Upon arrival to our second location that day, there was a note taped to the art cabinet door from a nurse. It said
"To the Art and Craft Lady” -The family of a patient who passed away in September wanted to "thank you so much" for all you did to help his children while he was in here. I remember him as the kindest father of a large family. He and his wife had adopted some foster kids with special needs, and had some of their own. While he was in isolation at the hospital, we would feed projects in with his four children, wife and aunt. They had been thrilled and grateful to have something to do while at the hospital, and they were finally able to go home with the good news that he was in remission. The nurse told me he had passed away very suddenly due to unexpected complications.
The afternoon continues and we have a good crowd at the table, beading and painting. I passed a woman in the hall in obvious distress and told her she was welcome to come in and join us. She was crying and said they had just had gotten bad news about her husband. Without thinking, I said that sometimes that was the best time to come in. She thanked me and walked off and I felt ridiculous for having even suggesting that I could possible know what is the best thing at a time like that. The Ugly Cancer.

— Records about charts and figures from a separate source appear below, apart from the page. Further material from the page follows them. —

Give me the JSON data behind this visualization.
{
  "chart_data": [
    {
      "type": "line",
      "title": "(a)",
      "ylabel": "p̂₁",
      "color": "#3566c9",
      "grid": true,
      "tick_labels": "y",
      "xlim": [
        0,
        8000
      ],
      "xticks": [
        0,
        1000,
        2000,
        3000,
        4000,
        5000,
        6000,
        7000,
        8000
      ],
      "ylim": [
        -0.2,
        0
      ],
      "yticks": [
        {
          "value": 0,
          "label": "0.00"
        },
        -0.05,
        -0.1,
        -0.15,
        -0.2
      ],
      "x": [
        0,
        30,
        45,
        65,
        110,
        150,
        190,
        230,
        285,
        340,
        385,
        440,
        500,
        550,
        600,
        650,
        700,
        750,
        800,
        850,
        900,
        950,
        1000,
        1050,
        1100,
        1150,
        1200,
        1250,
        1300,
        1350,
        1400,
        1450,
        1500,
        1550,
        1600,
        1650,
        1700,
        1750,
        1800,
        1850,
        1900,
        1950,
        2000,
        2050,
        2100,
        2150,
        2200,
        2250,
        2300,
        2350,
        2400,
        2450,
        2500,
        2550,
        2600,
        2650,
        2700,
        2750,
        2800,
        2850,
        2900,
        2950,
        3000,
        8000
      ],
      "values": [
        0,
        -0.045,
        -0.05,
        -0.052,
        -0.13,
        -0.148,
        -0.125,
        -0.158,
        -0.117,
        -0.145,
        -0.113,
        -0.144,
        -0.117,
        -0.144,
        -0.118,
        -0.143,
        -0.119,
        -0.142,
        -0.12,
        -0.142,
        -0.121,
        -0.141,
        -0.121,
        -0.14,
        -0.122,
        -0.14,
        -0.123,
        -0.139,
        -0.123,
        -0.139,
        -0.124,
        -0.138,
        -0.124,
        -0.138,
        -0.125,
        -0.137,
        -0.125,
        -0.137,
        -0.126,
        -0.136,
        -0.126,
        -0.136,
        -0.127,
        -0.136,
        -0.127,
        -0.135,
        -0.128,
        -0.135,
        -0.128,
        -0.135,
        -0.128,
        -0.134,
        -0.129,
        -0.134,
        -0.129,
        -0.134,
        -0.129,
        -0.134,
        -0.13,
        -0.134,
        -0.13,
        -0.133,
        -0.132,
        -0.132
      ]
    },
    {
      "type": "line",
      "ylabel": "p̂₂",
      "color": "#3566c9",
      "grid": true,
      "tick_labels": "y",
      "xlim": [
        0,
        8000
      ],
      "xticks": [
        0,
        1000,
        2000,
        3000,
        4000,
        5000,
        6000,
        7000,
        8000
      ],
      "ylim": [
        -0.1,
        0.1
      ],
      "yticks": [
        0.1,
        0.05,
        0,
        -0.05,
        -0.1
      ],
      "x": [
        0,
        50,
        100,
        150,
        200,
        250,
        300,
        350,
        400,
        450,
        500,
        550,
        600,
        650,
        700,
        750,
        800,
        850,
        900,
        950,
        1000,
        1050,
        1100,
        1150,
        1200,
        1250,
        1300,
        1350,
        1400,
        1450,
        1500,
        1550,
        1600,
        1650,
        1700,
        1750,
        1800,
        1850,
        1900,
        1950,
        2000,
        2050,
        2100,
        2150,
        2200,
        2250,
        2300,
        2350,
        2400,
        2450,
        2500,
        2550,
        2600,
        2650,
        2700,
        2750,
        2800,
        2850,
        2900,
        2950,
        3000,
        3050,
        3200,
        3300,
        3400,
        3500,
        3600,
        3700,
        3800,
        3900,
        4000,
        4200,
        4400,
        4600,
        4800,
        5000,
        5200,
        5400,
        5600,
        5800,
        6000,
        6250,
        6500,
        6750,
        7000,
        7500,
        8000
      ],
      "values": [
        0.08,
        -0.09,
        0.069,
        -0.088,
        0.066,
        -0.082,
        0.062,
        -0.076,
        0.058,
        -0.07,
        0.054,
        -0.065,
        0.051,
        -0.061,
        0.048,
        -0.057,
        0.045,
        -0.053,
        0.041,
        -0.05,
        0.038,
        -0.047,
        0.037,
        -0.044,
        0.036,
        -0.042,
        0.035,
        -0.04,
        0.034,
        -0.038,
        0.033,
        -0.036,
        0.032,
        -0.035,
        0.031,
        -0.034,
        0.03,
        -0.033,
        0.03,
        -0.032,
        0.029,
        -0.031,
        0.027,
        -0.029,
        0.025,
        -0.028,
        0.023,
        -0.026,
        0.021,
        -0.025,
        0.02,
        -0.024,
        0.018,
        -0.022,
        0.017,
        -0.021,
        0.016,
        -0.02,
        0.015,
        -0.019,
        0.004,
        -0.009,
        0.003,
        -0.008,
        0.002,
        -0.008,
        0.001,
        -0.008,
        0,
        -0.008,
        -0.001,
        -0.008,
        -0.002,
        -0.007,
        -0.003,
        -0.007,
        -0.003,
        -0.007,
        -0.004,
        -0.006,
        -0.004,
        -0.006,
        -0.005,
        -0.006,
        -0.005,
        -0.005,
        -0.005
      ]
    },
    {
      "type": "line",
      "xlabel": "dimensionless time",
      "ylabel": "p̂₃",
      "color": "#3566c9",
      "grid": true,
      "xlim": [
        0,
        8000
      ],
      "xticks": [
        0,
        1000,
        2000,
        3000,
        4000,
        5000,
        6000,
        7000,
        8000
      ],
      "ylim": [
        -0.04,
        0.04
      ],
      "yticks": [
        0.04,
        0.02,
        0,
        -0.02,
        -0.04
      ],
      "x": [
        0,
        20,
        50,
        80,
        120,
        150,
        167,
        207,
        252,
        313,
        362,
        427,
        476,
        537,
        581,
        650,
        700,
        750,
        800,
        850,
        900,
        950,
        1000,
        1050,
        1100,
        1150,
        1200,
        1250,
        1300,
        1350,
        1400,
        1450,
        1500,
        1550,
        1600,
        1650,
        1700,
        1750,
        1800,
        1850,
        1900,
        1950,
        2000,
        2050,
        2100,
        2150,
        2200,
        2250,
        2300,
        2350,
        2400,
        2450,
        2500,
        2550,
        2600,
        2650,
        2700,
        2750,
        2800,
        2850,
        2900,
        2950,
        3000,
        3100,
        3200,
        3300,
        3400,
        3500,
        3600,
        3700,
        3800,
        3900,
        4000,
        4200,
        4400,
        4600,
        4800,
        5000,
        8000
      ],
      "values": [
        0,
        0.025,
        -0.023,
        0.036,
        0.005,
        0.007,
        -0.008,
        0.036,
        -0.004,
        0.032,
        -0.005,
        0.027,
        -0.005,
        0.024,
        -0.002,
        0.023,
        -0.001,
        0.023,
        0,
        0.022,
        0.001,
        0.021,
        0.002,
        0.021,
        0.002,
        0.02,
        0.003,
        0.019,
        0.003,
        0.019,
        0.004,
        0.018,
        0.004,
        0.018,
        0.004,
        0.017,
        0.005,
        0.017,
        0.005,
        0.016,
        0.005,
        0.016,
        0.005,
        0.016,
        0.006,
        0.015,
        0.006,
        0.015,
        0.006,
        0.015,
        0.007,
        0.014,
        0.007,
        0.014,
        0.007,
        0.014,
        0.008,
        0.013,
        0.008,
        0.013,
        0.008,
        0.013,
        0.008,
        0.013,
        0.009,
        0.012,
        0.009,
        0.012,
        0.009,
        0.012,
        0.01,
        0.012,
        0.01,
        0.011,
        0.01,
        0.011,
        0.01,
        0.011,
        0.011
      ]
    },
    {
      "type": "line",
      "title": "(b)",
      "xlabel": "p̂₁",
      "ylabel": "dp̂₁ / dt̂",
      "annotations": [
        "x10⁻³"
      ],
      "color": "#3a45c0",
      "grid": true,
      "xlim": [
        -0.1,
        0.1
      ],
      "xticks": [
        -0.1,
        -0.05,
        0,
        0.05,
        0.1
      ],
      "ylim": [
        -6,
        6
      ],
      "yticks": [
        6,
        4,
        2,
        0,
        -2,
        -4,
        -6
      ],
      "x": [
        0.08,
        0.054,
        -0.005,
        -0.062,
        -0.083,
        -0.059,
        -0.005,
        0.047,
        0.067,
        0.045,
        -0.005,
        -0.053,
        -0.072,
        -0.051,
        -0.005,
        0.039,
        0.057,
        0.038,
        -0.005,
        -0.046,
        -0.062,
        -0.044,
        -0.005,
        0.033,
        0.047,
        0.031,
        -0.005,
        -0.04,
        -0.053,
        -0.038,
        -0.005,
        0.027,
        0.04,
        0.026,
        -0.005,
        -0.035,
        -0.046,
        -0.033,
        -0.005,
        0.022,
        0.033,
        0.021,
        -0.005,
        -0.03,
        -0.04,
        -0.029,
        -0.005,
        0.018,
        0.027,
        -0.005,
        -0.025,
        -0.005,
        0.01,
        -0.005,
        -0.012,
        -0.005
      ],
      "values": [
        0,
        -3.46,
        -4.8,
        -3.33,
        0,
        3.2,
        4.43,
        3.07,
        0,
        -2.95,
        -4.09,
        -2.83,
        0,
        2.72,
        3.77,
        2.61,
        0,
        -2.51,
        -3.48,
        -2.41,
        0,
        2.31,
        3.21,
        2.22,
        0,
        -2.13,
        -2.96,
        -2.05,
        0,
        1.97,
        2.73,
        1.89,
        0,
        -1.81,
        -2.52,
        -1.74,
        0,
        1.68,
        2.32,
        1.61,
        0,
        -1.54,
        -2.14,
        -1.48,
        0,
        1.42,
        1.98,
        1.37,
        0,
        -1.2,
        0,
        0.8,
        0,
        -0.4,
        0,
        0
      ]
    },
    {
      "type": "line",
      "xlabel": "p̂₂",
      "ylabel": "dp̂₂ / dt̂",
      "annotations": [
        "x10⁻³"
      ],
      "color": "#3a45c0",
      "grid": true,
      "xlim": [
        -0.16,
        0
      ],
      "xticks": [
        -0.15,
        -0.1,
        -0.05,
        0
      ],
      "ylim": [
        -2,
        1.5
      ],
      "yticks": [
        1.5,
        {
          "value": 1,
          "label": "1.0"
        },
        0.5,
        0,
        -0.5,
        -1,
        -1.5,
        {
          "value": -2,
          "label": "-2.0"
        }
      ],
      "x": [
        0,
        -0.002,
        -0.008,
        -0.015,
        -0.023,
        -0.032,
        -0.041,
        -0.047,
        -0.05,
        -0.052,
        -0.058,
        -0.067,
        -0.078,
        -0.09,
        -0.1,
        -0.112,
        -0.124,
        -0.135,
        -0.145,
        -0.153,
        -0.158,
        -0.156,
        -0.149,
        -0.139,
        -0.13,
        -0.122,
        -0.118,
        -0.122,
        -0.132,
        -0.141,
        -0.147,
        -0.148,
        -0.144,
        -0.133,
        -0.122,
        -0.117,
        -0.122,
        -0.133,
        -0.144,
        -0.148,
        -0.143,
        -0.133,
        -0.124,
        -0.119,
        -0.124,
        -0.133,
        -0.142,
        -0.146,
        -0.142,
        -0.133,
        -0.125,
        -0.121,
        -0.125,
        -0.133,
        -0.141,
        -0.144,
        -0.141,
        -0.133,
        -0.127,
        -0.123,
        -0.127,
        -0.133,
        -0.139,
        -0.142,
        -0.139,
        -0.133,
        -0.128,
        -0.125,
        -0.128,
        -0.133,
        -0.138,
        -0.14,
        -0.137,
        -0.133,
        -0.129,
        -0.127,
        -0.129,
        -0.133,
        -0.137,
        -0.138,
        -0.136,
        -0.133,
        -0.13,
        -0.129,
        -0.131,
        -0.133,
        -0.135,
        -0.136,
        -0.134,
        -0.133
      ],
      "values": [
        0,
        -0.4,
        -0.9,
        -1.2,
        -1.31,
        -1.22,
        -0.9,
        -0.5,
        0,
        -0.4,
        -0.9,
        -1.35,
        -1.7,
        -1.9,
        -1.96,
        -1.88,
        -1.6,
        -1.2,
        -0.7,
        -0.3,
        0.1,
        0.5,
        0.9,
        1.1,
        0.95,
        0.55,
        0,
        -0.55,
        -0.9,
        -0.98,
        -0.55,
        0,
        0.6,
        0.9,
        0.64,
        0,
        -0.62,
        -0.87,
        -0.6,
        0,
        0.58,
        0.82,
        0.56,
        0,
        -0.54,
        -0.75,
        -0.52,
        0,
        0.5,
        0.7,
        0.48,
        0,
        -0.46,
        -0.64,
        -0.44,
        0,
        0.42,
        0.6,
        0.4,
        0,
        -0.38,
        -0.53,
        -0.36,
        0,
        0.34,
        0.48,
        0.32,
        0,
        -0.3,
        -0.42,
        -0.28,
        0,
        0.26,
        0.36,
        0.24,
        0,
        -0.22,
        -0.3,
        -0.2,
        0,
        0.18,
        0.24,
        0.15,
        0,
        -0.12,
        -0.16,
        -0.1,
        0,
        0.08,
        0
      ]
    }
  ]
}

Five minutes later, her entire clan came in one by one: the grown children, mother, his niece and her boyfriend, sisters and the granddaughter. All of them beaded. Some of them painted quilt squares with the patient's name for a fabric art quilt to hang in the room where we have the art making. The mother of the patient was silently sobbing as she beaded her bracelet in the corner...but she recovered and came over to sit with her family as they made art. There was laughter and good teasing, and there was joy in a sorrowful place. This is the center of what we are all about!